You can also combine both things. Have a piece of the boundary obeying $T(z)=\tilde{T}(\bar{z})$ and other pieces at the infinity. One trivial example is a infinity strip attached to the world-sheet. Again, there will be a conformal transformation that map the piece at infinity to a puncture, but now the puncture will be located at the boundary, the boundary where $T(z)=\tilde{T}(\bar{z})$. This puncture will describe a open string coming from infinity. The state-operator correspondence will give a vertex operator to the states of this open string, and it will provide the ingredient for computing the S-matrix for closed and open strings.


Boundaries on the world-sheet should obey some boundary condition as $T(z)=\tilde{T}(\bar{z})$, which in that case gives two possibilities: Dirichlet or Neumann boundary condition. This boundary condition include a hypersurface on the target space, known as D-brane (that could be space filling if all the conditions are Neumann).
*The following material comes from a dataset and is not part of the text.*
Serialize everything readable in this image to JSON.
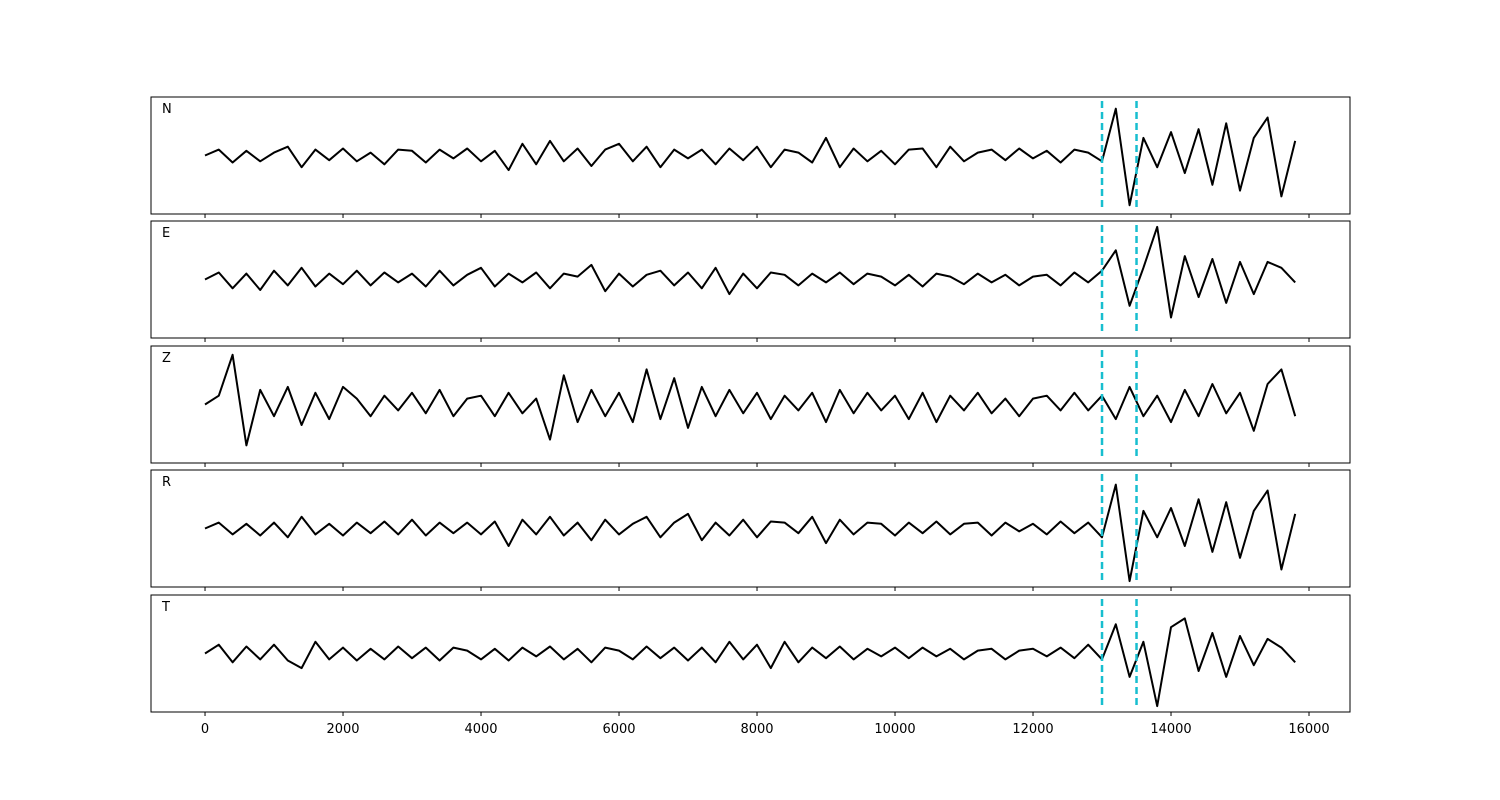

The presence of boundaries in the world-sheet could be interpreted as endpoints of open strings or closed strings created/destroyed by D-brane in the $|B\rangle$ state.

Closed strings coming from infinity are described by non-compact regions in the interior of the world-sheet and can be mapped to punctures in the interior of the world-sheet using conformal transformations.

Open strings coming from infinity are described by non-compact intervals of the boundary and can be mapped to punctures of the boundary.